Editorial

We Must Stop the Politics of Hate

Rachel Wallack smiling headshot

Rachel Wallack, Editor Youth Today

On Jan. 20, our country will have a new president who was elected by fewer than half the voters in the U.S. general election. He was elected in great part via his anger pointed at the “other,” including first and foremost Muslims and immigrants. If left unchecked, this politics of anger and hate will not end with just one or two groups.

University professors, journalists, elites (whatever that means), people of color, LGBT, women who want to make their own choices, progressives are all in the crosshairs. Really, it seems anyone who did not vote for our new president will be, in time, considered the other. These are dangerous times.

Every democracy is fragile and really only exists because people believe in its checks and balances. Once those checks and balances are abandoned, it will be very hard to bring them back. The United States is still the global bastion of freedom. If that freedom goes away, then a great darkness will fall not only over our own country but also across the world, and who will be left to demand that it be restored?

If we allow ourselves to be swallowed by gloom and despair, the battle is over, and the mongers of hate will win. So what do we do?

First step is to use the teaching and examples of Mahatma Gandhi, Rosa Parks and Martin Luther King, Jr., all of whom were the other. They prevailed by using the politics of love over the politics of hate in situations much worse than what we have today. But we must act now.

Foremost, we must remember that a majority of Americans didn’t buy into the politics of hate.
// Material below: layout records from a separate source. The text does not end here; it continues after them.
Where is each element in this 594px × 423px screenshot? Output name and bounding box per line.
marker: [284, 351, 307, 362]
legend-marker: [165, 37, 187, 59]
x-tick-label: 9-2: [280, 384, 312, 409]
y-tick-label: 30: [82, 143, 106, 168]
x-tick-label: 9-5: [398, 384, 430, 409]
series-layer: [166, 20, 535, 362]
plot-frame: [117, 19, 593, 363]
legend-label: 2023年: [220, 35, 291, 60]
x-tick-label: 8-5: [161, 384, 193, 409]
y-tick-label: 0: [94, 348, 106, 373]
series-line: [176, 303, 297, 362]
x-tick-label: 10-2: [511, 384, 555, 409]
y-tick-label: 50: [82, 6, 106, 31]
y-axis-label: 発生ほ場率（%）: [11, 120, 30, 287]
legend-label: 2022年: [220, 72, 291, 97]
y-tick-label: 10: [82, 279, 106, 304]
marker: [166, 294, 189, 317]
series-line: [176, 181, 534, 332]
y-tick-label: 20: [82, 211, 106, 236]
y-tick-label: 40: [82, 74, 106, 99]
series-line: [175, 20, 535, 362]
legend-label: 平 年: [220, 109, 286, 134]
Many people in elected office, Democrats and Republicans, worry about where we are headed. They are the first line of defense. They can use their legal positions to enforce checks and balances to prevent strongman tactics. They can prevent any appointments that carry the stench of hatred. Those protections are there especially for times like these. Of course, the politicians will only do so if they know we the people have their backs. We must reach out to them now.

We at Youth Today would like more progressive policies, which we believe are most likely to ensure all youth are treated fairly and equally. However, we can live with a conservative agenda because political pendulums swing back and forth. We do not accept having undocumented immigrants, living peaceful and productive lives, being herded into metaphorical boxcars and shipped off to faraway places. If our government builds mechanisms to round up any people, it will not end there.

Yes, go after the terrorists no matter what their ethnicity, religion or ideology. However, we will not tolerate the forced registering of Muslims just because they are Muslims. It is antithetical to the concept of brotherly and sisterly love which we teach our children. Plus, the registration will not stop with Muslims. We know that from history. First it was the yellow Star of David that Jewish people in Eastern Europe were made to wear by the Nazi regime; criminals had to wear green inverted triangles; political prisoners, red; Roma, nonconformists, vagrants and other groups black; homosexuals pink and Jehovah’s Witnesses purple. What color will the purveyors of hate deem right for you and your children?

We must act immediately, as if we all are Muslims and undocumented immigrants, because tomorrow de facto we will be. Identify those around you, right and left, also dedicated to a caring democracy. Form alliances with the aggrieved. Reach out to groups built to provide advice, including the ACLU, the Anti-Defamation League, the Southern Poverty Law Center and groups like the American Friends Service Committee who have confronted haters the world over.  We can make a difference.